2. Consider the data you have on past harassment and violence complaints and incidents and develop prevention measures to address risk factors for similar incidents. Together with the applicable partner at your workplace, mitigate and monitor those risk factors within six months after the risks are identified.

2. Policies

With respect to workplace policies, employers will be required to have a policy that addresses both harassment and violence (not just violence and sexual harassment). The policy will need to include the following elements:

  • a mission statement
  • the role of workplace parties
  • the factors that contribute to violence and harassment
  • the training that will be provided
  • a resolution process, including the name or identity of the designated recipient, and the way a principal party or third party may notify the employer or the designated recipient of an occurrence
  • a notification process for external dangers (e.g., stalking)
  • emergency procedures to deal with a harassment and violence occurrence that poses an immediate danger to the health and safety of employees or when there is a threat of such an occurrence

The policy must be made available to employees in printed and electronic form. Also, the employer will be required to provide to employees a copy of Part II of the CLC and a copy of the regulations, a statement of the employer’s general policy concerning the health and safety at work of employees, and any other information related to health and safety that is prescribed or that may be specified by the Minister.

Suggestions for employers:

1. Review your policies and procedures to ensure that they include the new requirements.

2. Undergo an assessment to arrive at suitable notification processes and emergency procedures, to create a more directive procedure within the policy.

3. Determine how you will provide to all employees with both hard copy and an electronic copy of the policy, a copy of Part II of the CLC and the regulations, and any other information related to health and safety that is prescribed or that may be specified by the Minister.

3. Training

Currently, employers are only responsible for training employees on workplace violence, but no training is required on workplace harassment or sexual harassment. Under Bill C-65, all three will be mandatory.

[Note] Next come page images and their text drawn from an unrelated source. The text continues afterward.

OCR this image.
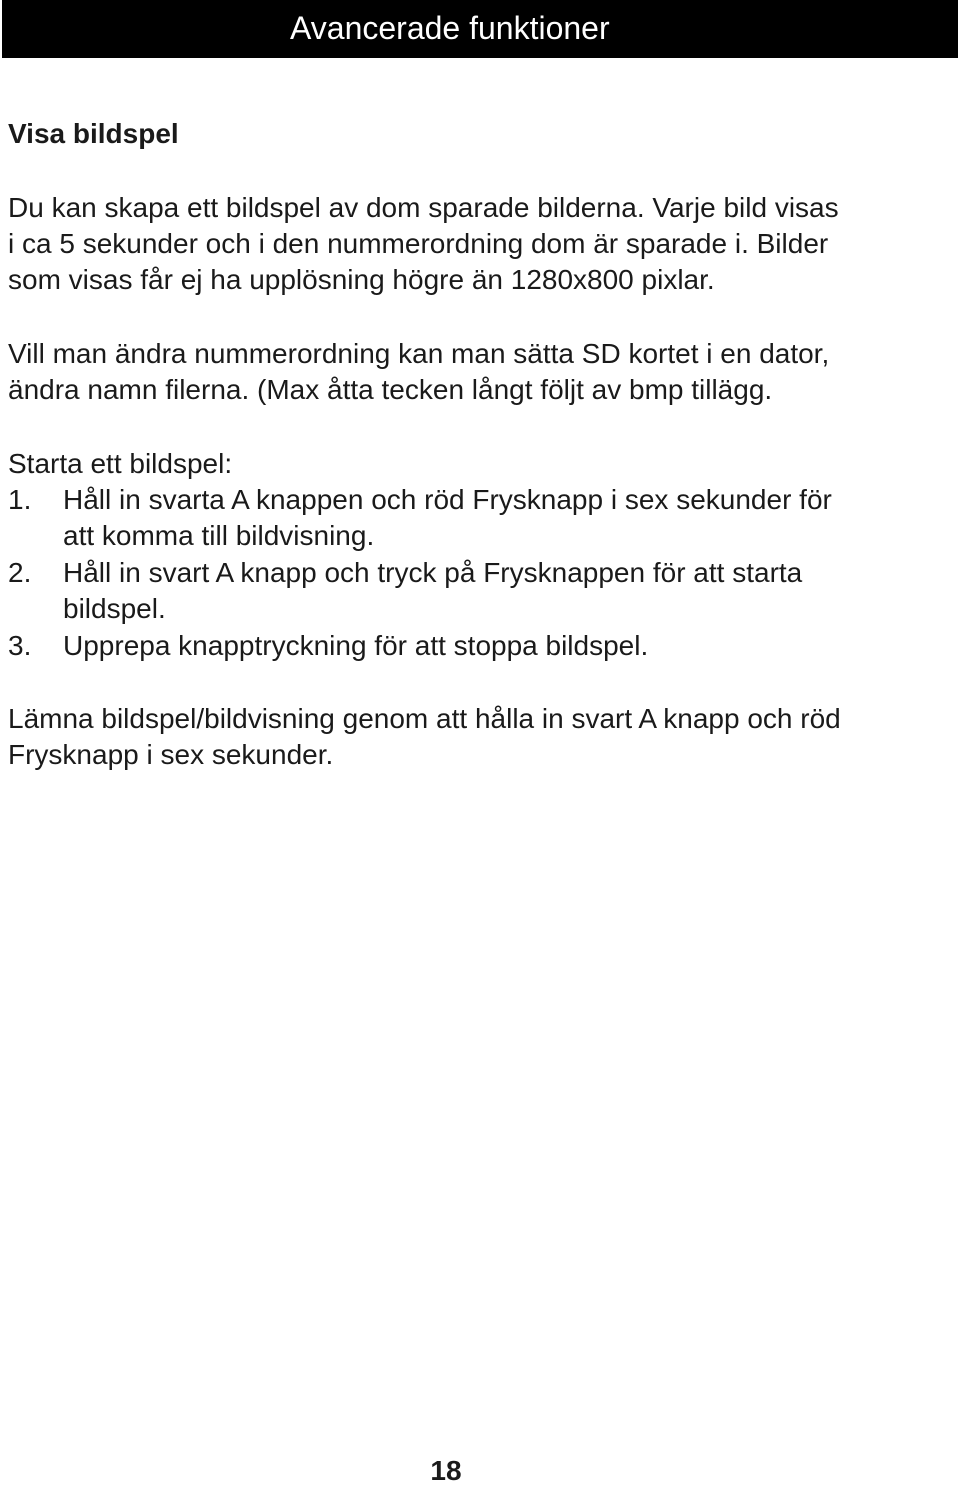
Avancerade funktioner
Visa bildspel

Du kan skapa ett bildspel av dom sparade bilderna. Varje bild visas

i ca 5 sekunder och i den nummerordning dom är sparade i. Bilder

som visas får ej ha upplösning högre än 1280x800 pixlar.

Vill man ändra nummerordning kan man sätta SD kortet i en dator,

ändra namn filerna. (Max åtta tecken långt följt av bmp tillägg.

Starta ett bildspel:

1. Håll in svarta A knappen och röd Frysknapp i sex sekunder för
att komma till bildvisning.
2. Håll in svart A knapp och tryck på Frysknappen för att starta
bildspel.
3. Upprepa knapptryckning för att stoppa bildspel.

Lämna bildspel/bildvisning genom att hålla in svart A knapp och röd

Frysknapp i sex sekunder.

18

Employers will need to train employees on the policy, the relationship between harassment and violence and human rights protections, how to recognize, minimize and prevent harassment and violence, crisis prevention, personal safety and de-escalation techniques, and how to respond appropriately to different incidents. Training will be required for new employees within three months of hire, and again at least every three years.

Suggestions for employers:

1. Review training materials to ensure that they contain the required components noted above. Notably, the training will now include how to recognize, minimize and prevent harassment and violence, crisis prevention, and personal safety and de-escalation techniques.

2. Review training schedules, because there are tighter timelines on when new employees must be trained.

In the future, federally-regulated employers will need to ensure that their policies, risk assessments, and employee training meet the new requirements under Bill C-65. Now might be a good time to consider reviewing your processes and protocols to ensure that they comply by the time Bill C-65 comes into force.

This blog is the second in the C-65 series – the first blog can be found here. Stay tuned for Part 3, where I’ll explore C-65’s rules on resolving incidents of harassment and violence.


The full name of the legislation is Bill C-65: An Act to amend the Canada Labour Code (harassment and violence), the Parliamentary Employment and Staff Relations Act and the Budget Implementation Act, 2017, No. 1.

2 Here is a list of federally-regulated industries.

3 The applicable partner is the policy committee, or, if there is no policy committee, then the workplace committee or the health and safety representative.